Your Preferences May Be the Problem
I have a friend who is a Chick-fil-A owner / operator (actually, I have several friends who are CFA owners / operators … I think that goes with the territory of being on a church staff and being on a first-name basis with multiple drive through teams across our region. Pray for me.).
Years ago, one of those operators told me that he’s actually – ahem – not a fan of the Chick-Fil-A original sandwich formula. He said when he’s in the store, he likes his sandwich to be a bit more on the crispy side, then sit out for a while until it’s cool to the touch…and the taste.
While I would argue that there’s no such thing as a bad Chick-fil-A sandwich, here’s the catch: he recognizes that his tastes don’t match that of the general populous. He knows that the majority of his customers don’t want a room temperature sandwich. The chicken chain has spent decades refining their process so the final product is carefully calibrated and delivered to hordes of satisfied customers. He realizes that his personal rogue recipe would never pass muster with corporate, because his tastes don’t necessarily match that of the paying public.
If you’re in vocational ministry, you face the same thing every day. For better or worse, your church is the product of someone’s preference. Choir robes or casual? That’s a preference. ESV or KJV? Preference. Hymns or choruses, Sunday school or small groups, padded pews or auditorium chairs? It’s all preference.

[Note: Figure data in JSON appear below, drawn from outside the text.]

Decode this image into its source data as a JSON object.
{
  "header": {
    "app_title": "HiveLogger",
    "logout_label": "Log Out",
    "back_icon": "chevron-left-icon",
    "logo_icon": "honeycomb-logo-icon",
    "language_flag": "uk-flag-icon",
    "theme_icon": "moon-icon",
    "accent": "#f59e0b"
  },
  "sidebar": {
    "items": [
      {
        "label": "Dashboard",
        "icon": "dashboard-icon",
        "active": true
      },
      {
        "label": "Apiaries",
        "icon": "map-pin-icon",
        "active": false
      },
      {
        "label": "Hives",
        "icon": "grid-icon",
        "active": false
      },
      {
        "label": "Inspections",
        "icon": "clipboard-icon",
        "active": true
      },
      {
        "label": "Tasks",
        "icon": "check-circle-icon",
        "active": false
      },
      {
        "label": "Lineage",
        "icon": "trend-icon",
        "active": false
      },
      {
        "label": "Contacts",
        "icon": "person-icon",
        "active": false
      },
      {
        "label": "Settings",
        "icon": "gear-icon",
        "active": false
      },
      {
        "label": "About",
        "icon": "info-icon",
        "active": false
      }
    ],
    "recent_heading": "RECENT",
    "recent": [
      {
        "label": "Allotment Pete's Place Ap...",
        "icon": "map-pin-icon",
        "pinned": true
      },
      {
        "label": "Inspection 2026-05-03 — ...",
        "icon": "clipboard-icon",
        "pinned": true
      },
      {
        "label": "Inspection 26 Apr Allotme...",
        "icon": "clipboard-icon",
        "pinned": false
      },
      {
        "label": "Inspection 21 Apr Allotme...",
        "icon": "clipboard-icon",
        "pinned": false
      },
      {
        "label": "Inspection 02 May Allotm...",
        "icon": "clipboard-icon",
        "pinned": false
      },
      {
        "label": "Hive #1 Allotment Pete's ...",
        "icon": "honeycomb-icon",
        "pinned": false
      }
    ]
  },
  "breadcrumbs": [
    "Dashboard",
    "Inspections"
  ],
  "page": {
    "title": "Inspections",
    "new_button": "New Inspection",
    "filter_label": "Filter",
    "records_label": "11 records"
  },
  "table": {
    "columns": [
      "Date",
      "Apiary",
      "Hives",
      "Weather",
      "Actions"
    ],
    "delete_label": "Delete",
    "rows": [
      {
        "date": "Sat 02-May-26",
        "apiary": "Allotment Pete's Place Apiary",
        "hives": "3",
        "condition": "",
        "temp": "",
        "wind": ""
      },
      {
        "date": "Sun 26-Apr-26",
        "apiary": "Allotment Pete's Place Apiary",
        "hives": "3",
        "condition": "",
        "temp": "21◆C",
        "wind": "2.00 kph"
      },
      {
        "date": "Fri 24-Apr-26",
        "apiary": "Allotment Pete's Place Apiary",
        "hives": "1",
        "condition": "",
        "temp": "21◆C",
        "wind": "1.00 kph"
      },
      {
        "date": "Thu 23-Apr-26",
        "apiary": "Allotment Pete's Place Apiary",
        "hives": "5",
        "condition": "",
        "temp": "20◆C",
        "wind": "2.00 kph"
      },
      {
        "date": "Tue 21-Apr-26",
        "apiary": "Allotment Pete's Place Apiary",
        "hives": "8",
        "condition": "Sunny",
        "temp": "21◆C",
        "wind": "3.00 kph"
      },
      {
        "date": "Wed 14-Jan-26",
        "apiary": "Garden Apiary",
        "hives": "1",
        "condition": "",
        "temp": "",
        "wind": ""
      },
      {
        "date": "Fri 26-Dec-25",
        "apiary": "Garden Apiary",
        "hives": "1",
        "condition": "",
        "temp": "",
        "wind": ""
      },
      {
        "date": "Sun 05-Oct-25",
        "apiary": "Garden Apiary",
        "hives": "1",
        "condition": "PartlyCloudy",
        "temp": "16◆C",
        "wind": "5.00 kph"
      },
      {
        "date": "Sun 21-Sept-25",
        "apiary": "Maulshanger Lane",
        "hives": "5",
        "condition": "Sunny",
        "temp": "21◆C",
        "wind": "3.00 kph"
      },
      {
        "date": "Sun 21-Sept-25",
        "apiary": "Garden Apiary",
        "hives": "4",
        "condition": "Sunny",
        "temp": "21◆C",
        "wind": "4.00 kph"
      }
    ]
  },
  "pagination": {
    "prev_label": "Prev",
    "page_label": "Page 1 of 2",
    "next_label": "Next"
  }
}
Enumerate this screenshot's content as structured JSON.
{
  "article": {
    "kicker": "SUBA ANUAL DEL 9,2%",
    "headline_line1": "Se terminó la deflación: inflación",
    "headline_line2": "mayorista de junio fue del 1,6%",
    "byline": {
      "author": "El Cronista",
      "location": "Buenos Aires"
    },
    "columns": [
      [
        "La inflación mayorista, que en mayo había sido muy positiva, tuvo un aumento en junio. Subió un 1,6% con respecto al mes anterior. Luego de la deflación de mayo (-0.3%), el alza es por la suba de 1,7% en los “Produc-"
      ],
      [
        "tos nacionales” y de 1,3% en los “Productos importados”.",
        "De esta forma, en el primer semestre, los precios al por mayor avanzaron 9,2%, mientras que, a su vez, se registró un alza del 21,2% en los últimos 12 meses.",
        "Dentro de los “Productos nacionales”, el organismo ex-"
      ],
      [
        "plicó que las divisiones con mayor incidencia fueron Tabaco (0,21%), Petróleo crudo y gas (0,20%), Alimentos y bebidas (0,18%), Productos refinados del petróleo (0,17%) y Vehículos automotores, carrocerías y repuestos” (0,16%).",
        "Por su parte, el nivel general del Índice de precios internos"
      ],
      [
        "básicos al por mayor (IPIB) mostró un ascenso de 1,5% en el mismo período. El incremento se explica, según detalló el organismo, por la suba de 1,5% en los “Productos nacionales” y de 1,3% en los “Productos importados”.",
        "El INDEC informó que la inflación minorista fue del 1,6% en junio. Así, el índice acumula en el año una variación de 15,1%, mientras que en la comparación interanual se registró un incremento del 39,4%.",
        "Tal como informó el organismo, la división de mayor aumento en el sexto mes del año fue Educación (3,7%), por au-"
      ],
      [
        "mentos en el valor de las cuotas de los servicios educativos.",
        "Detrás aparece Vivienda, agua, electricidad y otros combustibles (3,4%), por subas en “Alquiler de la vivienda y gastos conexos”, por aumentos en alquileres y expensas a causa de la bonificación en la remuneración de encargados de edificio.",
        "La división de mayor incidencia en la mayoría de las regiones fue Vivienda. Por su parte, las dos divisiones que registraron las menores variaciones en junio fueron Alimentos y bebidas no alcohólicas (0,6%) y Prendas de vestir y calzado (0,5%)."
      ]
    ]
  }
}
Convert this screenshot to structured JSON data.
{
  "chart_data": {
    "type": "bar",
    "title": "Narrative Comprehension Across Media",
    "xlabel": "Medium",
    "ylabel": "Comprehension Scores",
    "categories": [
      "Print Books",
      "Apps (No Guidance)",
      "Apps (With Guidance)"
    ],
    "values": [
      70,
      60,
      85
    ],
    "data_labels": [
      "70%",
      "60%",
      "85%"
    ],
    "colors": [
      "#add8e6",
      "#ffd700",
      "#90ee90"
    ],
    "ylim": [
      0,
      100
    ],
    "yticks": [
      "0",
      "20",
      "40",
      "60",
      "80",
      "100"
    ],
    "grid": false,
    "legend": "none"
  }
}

Preferences aren’t right or wrong, they just are. As long as you’re not violating scripture or common courtesy, you can shape a service or a congregation just about any way you’d like. And it’s natural that the longer a pastor is at a church, the more that church will look similar to his personal bent. There’s nothing wrong with any of that, but the question is: do your preferences represent the majority?
Sometimes great changes come when a trailblazer pursues his preference. And sometimes we leaders realize too late that our preferences weren’t preferred by the people.
I shudder to think of what things would have looked like over the years in the churches and ministries I’ve led, had I gotten what my preferences dictated. I’d hate to say what our church would look like now if I’d won every argument I’d engaged. Thankfully God has placed me in a church and on a staff where my “norm” is constantly challenged, evaluated, and sometimes left wanting. I’ve been stretched to understand new paradigms and embrace new ideas that aren’t biblically incorrect, they’re just different methodologies. And differences aren’t deficiencies.
So how do you determine which preferences will be your pitfall? Listen. Learn. Have the courage to spill your heart to an array of people within the church. Find wisdom in a multitude of counselors.
And eat that chicken sandwich. It’s getting cold.